I need to connect my servers to the desktops, via a third switch (X). To take full advantage of the redundancy, I have configured this switch in the same way as the servers -- with link aggregation, and one cable to each of switches A and B. This results in random packets being dropped. It works correctly if X only connects to A or only to B, but of course this means that a switch failure takes down my network.
Where am I going wrong? Is this expected to work, and switch X is faulty, or should I not be using link aggregation on X, and instead rely on STP?
Yes, the 'problem' is Spanning-Tree Protocol killing one leg of your bonded connections from X to A+B.
If you need bonded connection to increase bandwidth, run 2 cables from X to each of A/B, for a total of 4 cables. Bond the pair going to A, likewise on the pair going to B. Let STP do its job (which will turn off one pair out of two).
You need to configure your hosts in a different way.

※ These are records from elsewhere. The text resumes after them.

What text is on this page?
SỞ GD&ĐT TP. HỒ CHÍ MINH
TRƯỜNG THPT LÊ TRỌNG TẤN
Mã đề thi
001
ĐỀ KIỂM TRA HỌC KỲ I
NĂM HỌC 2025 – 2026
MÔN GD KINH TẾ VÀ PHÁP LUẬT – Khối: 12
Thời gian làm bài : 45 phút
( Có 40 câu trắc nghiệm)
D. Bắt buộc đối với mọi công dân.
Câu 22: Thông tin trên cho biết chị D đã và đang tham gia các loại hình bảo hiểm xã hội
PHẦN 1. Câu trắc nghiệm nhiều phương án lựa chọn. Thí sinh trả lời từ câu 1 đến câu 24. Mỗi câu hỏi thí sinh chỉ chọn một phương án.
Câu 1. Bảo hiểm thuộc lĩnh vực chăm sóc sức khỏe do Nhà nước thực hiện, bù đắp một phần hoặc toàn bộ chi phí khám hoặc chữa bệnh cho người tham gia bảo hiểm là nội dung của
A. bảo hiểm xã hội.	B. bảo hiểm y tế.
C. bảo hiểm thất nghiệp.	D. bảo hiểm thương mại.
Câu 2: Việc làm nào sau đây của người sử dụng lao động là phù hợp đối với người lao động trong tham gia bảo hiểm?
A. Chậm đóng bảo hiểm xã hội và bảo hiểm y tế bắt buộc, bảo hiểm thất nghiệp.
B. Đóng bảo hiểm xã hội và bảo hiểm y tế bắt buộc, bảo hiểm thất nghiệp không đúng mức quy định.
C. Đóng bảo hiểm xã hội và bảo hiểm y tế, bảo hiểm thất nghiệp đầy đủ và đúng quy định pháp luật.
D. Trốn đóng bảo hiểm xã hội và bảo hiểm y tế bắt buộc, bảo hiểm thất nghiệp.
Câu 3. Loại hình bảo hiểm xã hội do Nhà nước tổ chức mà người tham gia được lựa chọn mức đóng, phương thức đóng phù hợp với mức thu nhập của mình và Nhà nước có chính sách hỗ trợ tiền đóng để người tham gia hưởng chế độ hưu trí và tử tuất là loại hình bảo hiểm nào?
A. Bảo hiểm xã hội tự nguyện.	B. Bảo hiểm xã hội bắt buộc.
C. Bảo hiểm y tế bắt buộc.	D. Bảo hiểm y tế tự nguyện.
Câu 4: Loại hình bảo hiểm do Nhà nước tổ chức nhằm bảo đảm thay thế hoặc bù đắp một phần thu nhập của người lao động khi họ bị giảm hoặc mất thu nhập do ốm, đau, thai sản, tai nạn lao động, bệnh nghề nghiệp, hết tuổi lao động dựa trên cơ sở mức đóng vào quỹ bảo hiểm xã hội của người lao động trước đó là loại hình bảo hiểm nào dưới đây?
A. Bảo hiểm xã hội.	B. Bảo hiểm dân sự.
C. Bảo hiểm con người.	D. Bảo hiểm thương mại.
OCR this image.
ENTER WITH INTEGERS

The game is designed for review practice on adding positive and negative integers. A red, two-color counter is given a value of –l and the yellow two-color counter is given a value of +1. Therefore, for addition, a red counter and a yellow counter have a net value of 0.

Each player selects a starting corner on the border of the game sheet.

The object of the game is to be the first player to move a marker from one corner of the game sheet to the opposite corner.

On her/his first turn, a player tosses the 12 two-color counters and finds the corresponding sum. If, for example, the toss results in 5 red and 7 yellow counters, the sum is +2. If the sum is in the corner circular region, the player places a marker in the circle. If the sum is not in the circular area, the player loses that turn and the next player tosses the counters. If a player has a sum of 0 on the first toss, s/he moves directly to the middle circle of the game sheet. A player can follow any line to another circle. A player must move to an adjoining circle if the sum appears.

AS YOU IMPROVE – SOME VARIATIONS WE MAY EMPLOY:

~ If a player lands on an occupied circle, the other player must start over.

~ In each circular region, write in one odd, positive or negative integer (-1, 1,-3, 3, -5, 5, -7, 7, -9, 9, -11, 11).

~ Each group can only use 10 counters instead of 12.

Rather than as they are now, which seems to be teaming for load sharing (which will also supply redundancy, but only on a single switch), the team needs to be configured for redundancy. In this way the host will decide which switch to use and will swap it's MAC address from one NIC to the other depending on which it is using which will keep the switches happy.
There is a method of configuring Etherchannel, another name for load sharing over two or more NICs over more than one switch, but I do not think it is widely supported and has not been reliable in my experience.